Theo Ashton Thompson was a U.S. Representative from Louisiana's 7th congressional district in the southwestern corner of the state.
Born in Ville Platte in Evangeline Parish in south Louisiana, Thompson attended public schools there. From 1932 to 1934, he completed a two-year course in higher accounting at Louisiana State University in Baton Rouge. From 1934 to 1940, Thompson was the traveling auditor for the Louisiana Highway Commission. In 1942, he was the Louisiana representative at the National Assembly of the States in the development of the civil defense program at a convention held in Chicago, Illinois.
From 1942 to 1946, Thompson served during World War II in the United States Army Air Corps, the forerunner to the Air Force. From 1948 to 1952, during the administration of Governor Earl Kemp Long, Thompson was the state budget officer and financial adviser to the Louisiana State Legislature.
In 1952, Thompson ran unsuccessfully for state auditor on the Democratic gubernatorial intraparty ticket headed by Judge Carlos Spaht of Baton Rouge. Thompson lost to then fellow Democrat, and later Republican, Allison Kolb, also of Baton Rouge, for the auditor's position. Former Lieutenant Governor Bill Dodd, who also sought the governorship in 1952 against Spaht and the eventual winner, Robert F. Kennon, in turn unseated Kolb in the 1956 primary for auditor.
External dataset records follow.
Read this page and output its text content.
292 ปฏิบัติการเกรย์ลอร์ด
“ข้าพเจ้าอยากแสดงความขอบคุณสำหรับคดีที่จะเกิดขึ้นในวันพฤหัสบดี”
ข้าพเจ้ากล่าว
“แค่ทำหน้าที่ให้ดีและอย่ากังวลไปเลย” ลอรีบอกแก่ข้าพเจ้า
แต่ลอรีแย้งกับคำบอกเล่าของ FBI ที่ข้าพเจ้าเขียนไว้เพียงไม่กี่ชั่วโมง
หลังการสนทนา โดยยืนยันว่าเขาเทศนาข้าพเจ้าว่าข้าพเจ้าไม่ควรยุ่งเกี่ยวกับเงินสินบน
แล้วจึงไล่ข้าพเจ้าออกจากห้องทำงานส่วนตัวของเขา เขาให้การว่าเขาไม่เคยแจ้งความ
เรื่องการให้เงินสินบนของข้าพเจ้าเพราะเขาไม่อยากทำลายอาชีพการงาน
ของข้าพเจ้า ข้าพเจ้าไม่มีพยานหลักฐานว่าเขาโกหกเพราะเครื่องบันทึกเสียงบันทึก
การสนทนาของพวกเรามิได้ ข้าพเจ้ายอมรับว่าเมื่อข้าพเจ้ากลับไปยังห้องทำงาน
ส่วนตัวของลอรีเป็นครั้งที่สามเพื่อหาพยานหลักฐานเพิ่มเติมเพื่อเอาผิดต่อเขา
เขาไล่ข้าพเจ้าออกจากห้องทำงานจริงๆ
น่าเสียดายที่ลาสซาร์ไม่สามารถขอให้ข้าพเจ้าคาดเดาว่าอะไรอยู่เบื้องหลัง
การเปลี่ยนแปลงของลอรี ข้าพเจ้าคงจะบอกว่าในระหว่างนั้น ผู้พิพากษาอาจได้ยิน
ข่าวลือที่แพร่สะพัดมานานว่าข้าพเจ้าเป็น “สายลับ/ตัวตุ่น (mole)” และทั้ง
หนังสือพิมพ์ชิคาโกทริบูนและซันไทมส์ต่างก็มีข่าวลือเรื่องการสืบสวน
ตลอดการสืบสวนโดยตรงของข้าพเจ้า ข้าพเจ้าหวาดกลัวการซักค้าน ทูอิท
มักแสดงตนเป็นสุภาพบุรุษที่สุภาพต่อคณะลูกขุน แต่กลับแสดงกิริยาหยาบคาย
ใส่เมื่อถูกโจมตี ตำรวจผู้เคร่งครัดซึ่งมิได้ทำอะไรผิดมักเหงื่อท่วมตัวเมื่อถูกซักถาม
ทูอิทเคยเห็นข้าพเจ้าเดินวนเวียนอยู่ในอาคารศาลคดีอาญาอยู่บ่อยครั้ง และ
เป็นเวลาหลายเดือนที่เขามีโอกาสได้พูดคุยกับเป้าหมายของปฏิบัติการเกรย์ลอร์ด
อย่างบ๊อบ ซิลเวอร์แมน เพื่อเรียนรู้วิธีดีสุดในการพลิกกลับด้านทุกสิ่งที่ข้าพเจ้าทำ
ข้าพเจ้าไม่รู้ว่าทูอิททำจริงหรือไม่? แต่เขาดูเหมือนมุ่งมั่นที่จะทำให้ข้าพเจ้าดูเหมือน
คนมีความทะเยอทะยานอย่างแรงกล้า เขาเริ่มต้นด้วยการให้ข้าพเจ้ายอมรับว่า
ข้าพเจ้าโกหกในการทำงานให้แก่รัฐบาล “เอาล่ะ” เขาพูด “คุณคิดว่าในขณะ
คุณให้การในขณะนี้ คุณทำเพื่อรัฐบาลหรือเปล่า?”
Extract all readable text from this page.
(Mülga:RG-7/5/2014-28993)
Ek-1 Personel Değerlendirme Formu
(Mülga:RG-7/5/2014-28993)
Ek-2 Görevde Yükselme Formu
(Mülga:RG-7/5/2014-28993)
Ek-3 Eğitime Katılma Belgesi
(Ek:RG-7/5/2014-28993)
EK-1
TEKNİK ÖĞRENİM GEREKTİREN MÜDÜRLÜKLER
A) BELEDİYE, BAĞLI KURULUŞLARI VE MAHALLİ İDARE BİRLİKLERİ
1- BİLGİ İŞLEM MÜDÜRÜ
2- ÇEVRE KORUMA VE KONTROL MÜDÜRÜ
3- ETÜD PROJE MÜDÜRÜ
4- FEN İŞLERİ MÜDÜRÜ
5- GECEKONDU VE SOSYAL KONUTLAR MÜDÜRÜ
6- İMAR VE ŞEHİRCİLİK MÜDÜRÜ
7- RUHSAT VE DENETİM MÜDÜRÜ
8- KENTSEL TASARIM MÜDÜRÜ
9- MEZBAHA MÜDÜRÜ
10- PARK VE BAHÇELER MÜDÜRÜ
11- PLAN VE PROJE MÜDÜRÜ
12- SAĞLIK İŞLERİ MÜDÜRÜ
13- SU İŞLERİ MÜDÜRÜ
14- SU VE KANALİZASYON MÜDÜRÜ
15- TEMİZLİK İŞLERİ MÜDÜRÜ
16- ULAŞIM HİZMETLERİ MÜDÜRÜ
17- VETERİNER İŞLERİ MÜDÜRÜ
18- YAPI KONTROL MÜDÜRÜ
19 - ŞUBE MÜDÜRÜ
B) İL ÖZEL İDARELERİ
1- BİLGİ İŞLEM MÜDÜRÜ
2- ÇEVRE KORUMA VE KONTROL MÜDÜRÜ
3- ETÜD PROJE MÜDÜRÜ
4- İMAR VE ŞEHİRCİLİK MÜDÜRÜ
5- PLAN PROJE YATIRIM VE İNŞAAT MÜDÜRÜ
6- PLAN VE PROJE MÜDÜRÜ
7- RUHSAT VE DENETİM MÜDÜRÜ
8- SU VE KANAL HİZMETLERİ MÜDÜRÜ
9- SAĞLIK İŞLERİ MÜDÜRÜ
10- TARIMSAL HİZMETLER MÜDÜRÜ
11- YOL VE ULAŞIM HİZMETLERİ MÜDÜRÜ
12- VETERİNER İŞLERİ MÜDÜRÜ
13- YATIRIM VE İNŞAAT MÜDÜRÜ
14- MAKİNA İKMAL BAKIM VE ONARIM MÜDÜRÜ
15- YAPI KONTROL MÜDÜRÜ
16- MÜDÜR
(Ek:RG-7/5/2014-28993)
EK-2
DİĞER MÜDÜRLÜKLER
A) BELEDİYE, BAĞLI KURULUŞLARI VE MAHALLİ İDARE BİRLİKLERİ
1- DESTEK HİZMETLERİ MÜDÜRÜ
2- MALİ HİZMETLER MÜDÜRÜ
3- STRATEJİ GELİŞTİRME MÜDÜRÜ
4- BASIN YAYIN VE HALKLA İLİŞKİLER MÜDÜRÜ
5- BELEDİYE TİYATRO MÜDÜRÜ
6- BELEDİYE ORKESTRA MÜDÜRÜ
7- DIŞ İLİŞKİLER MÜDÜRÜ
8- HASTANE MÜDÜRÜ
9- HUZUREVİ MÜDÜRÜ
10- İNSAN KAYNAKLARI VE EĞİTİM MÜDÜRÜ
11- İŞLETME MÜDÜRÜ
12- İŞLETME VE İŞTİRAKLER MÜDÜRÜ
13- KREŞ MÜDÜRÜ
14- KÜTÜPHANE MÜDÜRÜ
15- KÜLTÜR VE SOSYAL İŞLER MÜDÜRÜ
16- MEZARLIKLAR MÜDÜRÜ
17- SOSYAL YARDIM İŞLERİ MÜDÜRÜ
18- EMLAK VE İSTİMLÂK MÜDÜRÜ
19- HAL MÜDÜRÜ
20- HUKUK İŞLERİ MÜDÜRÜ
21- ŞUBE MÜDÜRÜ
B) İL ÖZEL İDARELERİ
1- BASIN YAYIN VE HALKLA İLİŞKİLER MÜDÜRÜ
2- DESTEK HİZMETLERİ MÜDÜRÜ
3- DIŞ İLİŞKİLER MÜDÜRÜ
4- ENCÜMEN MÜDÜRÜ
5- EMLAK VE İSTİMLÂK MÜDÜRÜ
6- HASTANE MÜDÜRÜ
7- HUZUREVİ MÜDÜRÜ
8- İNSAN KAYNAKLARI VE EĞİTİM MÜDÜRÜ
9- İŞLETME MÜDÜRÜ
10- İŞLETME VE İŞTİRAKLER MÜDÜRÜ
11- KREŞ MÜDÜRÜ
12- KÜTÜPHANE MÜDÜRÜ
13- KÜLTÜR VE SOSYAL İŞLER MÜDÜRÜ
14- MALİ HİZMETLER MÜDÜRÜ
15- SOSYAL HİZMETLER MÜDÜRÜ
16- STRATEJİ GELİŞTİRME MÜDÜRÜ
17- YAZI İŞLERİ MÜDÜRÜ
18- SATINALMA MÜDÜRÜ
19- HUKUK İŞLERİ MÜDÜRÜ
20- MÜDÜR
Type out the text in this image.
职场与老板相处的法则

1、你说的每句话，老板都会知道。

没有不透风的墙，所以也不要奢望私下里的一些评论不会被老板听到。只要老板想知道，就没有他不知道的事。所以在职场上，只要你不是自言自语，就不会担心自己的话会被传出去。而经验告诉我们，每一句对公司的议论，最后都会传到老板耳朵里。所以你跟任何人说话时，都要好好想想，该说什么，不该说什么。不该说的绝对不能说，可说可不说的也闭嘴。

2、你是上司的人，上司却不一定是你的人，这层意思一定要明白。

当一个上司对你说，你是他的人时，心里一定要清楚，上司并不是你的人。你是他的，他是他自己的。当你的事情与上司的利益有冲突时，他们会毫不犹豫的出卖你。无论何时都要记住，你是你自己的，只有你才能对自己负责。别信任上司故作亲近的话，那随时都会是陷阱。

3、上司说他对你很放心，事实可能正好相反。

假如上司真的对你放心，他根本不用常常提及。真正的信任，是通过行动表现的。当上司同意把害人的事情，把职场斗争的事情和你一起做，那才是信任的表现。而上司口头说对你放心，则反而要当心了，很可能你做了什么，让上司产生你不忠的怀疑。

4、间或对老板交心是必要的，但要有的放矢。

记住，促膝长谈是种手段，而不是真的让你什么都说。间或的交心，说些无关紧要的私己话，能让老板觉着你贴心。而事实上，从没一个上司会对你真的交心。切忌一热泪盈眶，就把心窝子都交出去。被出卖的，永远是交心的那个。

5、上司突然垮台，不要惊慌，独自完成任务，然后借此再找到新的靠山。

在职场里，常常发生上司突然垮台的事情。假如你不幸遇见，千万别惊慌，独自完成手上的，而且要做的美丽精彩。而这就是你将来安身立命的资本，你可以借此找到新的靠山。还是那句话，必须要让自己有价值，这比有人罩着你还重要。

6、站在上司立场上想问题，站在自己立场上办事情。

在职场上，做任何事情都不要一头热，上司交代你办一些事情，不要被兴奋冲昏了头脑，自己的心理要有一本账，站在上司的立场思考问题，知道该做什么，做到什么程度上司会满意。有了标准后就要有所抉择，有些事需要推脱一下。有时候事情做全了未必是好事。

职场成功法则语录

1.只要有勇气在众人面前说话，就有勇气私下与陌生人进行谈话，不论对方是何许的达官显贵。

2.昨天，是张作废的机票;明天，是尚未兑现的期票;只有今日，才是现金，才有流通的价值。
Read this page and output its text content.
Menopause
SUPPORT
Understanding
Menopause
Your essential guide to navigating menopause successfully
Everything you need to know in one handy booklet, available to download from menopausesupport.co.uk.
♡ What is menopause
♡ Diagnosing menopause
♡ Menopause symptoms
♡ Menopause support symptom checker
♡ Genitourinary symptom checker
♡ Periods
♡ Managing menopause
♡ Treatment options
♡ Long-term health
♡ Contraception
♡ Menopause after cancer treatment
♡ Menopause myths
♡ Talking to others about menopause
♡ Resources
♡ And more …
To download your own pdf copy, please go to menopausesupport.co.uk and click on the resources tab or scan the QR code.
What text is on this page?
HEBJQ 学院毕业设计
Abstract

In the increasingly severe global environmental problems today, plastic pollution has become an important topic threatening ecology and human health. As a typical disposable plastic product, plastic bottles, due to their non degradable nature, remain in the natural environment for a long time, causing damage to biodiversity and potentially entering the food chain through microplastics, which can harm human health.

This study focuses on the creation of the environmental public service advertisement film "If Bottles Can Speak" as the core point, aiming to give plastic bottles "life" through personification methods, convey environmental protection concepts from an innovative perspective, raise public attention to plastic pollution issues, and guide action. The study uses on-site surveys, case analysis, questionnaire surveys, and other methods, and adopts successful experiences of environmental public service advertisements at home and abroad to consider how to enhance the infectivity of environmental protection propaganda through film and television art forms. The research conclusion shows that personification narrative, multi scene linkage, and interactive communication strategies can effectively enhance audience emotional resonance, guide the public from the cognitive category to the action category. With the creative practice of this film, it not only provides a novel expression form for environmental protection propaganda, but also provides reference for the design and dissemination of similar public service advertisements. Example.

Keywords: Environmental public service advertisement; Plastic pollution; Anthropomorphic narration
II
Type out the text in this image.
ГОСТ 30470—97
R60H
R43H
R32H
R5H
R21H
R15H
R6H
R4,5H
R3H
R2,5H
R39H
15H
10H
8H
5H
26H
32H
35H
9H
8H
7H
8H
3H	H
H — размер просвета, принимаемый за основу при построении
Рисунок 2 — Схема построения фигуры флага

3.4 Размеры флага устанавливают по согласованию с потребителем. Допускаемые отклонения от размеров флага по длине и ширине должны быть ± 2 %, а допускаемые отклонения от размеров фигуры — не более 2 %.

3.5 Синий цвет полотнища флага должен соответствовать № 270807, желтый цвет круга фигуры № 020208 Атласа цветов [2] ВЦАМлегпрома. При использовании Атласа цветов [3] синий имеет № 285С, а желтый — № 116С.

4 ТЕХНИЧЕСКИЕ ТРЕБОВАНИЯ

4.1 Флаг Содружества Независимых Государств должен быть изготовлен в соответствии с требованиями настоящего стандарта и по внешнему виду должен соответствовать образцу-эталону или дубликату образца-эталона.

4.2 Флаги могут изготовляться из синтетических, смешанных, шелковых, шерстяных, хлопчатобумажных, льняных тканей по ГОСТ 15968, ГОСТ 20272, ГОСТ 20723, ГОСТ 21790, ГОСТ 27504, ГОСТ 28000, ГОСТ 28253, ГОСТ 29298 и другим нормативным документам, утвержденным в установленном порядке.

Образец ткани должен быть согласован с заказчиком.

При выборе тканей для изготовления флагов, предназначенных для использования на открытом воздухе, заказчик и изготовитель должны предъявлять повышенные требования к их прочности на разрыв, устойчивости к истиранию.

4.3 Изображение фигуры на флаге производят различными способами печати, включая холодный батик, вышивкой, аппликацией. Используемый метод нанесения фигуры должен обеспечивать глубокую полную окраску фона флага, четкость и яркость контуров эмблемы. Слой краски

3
From 1947 to 1953, Thompson was the chairman of the board of trustees of the Louisiana State Employees Retirement System. In 1950 and 1951, he was the representative of the United States Department of State in Louisiana in training foreign representatives in principles of democracy.
Thompson was elected as a Democrat to the Eighty-third and to the six succeeding Congresses and served from January 3, 1953, until his death July 1, 1965, in an automobile accident in Gastonia, North Carolina. While in Congress he was a signatory to the 1956 Southern Manifesto that opposed the desegregation of public schools ordered by the Supreme Court in Brown v. Board of Education.
He was interred at Evangeline Memorial Park Cemetery in Ville Platte.
Thompson was succeeded in Congress by the future Governor Edwin Washington Edwards, then a state senator from Acadia Parish.